Le récit est fait sur un ton extrêmement cru, des dialogues tout sauf châtié, et coté détails on est servi… même trop parfois (je pensais être blindée coté violence… bon par contre j’étais loin de l’être coté pornographie). C’est un pur récit d’aventure qui enchaînent péripéties sur péripéties, avec quelques pauses, et quelques ellipses. Je préfère m’abstenir de développer, tout le charme est dans la découverte de celles-ci.
Une fois de plus, c’est donc un sacré morceau de littérature, encore un truc inclassable qu’on se demande si ça relève du roman historique, ou de l’uchronie (l’auteur revendiquant clairement la SF, elle), qui est assez entraînant.

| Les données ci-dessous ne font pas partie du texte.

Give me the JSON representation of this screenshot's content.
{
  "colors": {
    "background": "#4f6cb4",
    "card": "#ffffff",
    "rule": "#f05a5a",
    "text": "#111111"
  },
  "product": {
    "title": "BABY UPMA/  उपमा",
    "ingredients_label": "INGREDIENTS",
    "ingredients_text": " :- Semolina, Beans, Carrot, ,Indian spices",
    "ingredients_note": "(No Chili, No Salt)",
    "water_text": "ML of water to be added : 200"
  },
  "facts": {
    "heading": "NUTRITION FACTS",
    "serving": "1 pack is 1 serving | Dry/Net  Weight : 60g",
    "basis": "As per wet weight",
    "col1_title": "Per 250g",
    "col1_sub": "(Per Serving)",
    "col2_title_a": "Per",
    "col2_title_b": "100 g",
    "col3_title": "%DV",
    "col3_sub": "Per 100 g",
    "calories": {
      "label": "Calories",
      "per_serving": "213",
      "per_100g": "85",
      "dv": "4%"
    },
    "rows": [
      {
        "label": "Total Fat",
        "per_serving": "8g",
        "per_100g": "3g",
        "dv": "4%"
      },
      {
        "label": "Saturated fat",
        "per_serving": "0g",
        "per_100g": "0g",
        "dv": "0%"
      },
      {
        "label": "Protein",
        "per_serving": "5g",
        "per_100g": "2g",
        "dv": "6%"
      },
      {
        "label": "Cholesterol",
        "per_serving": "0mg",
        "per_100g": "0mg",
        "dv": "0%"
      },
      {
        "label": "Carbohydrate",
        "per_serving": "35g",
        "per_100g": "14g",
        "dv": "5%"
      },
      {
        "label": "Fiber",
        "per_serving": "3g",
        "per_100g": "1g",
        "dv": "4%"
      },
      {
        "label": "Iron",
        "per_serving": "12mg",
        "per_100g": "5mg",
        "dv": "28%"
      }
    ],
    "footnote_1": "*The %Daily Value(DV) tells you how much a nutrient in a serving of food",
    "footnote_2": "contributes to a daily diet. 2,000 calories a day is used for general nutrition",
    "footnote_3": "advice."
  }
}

Ceci dit, sans rien ôter à ses qualités, d’un point de vue purement personnel je lui préfère quand même le livre de Cendres. Il manque à l’Enigme du Cadran Solaire le souffle épique qui me donnait envie d’avaler 2000 pages sans s’arrêter. Et une héroïne de l’envergure de Cendres.
Rochefort est un peu tout son contraire : homme de l’ombre assez lamentable même si duelliste de talent. Il ne trahit pas beaucoup d’émotions, et quand c’est le cas, ce n’est pas forcément ce qu’on apprécie de lire. J’avoue avoir eu énormément de mal à l’apprécier pendant un moment, sans doute parce qu’il est aux antipodes ce qu’on a l’habitude de lire. Bon par contre j’ai eu mal pour lui, parce que ce type n’a vraiment pas été béni par Dame Chance (à coté Fitz est un heureux veinard).
En passant en préparant cet article, je suis retombée sur une interview de Mary Gentle au Cafard Cosmique. Je vous déconseille de la lire si vous n’avez jamais lu un roman d’elle, sous peine de vous faire spoiler pas mal de chose, mais en guise de bonus, elle apporte un éclairage assez intéressant sur ses textes.